Price/Book Ratio: there are a lot of ways to measure how much a stock should be worth; but I like to worth with a combination of Price/Book and Price/Cash Flow analysis. Together, these measurements provide a long-term target at about $19 per share. That suggests that even with the stock’s current increase, HPE stock is nicely undervalued by about 24%.

Technical Profile

Here’s a look at the stock’s latest technical chart.

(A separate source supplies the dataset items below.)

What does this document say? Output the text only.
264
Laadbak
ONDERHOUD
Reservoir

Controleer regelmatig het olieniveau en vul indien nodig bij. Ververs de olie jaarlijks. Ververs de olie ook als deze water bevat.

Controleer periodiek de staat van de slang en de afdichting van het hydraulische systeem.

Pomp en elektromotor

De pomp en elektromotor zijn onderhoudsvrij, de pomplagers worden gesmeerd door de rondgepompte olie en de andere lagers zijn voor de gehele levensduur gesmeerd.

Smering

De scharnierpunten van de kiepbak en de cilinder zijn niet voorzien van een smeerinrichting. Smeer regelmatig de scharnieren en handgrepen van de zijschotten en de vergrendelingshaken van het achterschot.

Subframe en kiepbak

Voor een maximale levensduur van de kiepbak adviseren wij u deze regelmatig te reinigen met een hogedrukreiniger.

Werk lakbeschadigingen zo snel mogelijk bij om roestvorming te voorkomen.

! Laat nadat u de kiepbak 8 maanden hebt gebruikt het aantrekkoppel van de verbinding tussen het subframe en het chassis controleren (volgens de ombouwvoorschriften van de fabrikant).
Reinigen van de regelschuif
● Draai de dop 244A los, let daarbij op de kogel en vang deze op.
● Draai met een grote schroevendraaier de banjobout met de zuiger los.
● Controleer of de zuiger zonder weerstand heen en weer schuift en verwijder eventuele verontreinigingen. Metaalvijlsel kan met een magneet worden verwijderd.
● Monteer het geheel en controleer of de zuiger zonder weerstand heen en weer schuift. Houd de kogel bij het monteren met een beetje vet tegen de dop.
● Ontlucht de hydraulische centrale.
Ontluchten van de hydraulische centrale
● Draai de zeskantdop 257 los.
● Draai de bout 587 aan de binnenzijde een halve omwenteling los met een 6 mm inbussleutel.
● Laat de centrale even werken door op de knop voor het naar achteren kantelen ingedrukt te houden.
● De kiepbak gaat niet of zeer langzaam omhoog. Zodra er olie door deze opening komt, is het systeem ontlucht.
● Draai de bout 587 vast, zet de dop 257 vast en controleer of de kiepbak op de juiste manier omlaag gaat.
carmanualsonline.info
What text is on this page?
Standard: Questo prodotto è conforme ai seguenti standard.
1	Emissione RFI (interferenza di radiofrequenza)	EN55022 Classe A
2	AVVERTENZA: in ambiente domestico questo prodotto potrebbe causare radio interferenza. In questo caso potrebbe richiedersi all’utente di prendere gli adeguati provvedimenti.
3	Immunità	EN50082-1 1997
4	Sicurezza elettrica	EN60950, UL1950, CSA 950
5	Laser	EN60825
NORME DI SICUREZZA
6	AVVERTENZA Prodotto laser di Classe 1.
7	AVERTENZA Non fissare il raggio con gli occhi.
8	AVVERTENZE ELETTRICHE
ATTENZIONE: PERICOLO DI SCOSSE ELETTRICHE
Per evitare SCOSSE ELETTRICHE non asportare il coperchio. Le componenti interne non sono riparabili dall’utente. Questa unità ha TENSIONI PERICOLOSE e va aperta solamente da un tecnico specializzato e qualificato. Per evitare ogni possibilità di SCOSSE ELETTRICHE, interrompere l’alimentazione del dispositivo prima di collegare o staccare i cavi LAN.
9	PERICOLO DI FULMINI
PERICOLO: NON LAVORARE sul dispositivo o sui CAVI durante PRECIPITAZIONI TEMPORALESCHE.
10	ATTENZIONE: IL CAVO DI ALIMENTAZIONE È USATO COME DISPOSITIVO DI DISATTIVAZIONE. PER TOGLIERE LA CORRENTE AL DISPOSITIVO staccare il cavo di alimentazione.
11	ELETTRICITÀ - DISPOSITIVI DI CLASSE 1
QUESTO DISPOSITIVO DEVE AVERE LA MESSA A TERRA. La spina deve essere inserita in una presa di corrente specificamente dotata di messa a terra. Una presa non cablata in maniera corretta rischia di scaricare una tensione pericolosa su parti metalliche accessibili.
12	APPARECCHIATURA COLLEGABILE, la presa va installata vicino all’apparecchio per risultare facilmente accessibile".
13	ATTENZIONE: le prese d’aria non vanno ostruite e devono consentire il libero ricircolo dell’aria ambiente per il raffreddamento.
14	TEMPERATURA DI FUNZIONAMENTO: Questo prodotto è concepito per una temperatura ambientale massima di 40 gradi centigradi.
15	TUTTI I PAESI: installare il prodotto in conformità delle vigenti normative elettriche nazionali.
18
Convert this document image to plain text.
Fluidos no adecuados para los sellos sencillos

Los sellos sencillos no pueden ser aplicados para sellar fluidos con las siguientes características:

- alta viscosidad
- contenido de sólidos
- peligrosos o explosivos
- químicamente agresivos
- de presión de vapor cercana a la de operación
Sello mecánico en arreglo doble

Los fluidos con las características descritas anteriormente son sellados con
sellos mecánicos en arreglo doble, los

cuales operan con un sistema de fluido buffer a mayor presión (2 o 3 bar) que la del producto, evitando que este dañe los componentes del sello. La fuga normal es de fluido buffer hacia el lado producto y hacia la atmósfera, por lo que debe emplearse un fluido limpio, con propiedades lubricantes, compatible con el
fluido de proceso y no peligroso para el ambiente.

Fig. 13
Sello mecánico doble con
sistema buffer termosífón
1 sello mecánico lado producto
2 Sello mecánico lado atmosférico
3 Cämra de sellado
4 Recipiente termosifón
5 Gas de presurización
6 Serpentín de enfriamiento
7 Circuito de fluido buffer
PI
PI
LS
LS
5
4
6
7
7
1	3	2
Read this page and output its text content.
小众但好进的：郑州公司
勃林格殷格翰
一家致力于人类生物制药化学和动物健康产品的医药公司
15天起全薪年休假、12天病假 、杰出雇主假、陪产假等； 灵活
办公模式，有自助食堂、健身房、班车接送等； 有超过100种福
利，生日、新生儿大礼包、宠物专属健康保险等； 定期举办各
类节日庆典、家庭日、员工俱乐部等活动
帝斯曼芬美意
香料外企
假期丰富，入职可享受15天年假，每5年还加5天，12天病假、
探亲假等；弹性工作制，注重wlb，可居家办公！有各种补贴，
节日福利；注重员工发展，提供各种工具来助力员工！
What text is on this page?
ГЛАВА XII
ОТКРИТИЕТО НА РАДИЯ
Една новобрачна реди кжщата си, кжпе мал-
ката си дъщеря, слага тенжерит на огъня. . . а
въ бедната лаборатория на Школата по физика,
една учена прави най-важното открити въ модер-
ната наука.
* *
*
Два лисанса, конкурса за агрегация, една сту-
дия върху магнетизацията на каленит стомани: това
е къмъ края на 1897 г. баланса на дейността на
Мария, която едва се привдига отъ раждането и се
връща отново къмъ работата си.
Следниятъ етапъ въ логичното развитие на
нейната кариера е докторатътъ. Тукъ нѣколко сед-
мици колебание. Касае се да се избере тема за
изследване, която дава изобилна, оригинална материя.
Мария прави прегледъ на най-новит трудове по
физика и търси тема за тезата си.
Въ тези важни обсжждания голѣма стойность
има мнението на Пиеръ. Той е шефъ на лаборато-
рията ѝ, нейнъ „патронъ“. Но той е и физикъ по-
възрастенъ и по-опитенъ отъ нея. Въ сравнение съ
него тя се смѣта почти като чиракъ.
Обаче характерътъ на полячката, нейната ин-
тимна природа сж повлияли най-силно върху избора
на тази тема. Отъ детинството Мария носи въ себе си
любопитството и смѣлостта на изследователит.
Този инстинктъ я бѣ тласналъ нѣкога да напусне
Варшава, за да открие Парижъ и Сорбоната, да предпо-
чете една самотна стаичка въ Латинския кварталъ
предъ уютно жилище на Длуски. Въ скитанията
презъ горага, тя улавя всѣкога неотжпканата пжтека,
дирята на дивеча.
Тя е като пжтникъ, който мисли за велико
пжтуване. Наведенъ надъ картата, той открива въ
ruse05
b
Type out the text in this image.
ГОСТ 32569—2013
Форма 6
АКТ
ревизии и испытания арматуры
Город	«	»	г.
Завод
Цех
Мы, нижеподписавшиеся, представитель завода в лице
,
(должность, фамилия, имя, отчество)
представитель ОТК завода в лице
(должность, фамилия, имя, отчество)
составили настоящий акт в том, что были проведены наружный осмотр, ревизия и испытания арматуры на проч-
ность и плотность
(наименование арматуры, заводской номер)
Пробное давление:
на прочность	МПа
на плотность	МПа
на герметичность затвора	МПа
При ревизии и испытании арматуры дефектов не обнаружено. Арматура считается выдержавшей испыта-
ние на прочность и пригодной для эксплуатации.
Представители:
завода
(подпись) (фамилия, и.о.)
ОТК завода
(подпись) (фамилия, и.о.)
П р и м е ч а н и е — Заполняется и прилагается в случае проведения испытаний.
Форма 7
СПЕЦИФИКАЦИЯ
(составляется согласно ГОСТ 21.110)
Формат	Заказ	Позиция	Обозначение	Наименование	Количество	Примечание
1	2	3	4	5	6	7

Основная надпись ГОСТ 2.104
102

Current Price Action/Trends and Pivots: The chart above traces the last year of price activity for HPE. The red diagonal line traces the stock’s upward trend from its bear market, March low at around $7.40 to its peak just this week a little above $16. It also provides the baseline for the Fibonacci retracement lines shown on the right side of the chart. The stock’s increase since November pushed it out of a narrow consolidation range at the bottom of a long-term downward trend, with a strong intermediate-term from that point. Current support is around $14.50, with immediate resistance at $16.50. A break above resistance at $16.50 should offer near-term upside to around $19, based on the distance between prior resistance (current support) and previous support at around $12.

Near-term Keys: The stocks’ current momentum and upward trend is interesting, and if you prefer to focus on short-term trades could be a reason to start looking for a trading signal. A break above $16.50 could offer an opportunity to buy the stock or work with call options, using a target at around $19 as a functional profit target for a bullish trade. A drop below $14.50 might provide a signal to short the stock or buy put options, with $12 acting as a useful near-term target. Despite its current upward strength, I think the best probabilities with HPE actually lie on the long-term, value-based side. This is a company that appears to have weathered the worst that 2020 had to hand out, and that I think will be in good position to lead out in a very crowded and competitive industry.; With a healthy dividend and a nice value proposition, it could offer a patient investor some good opportunities.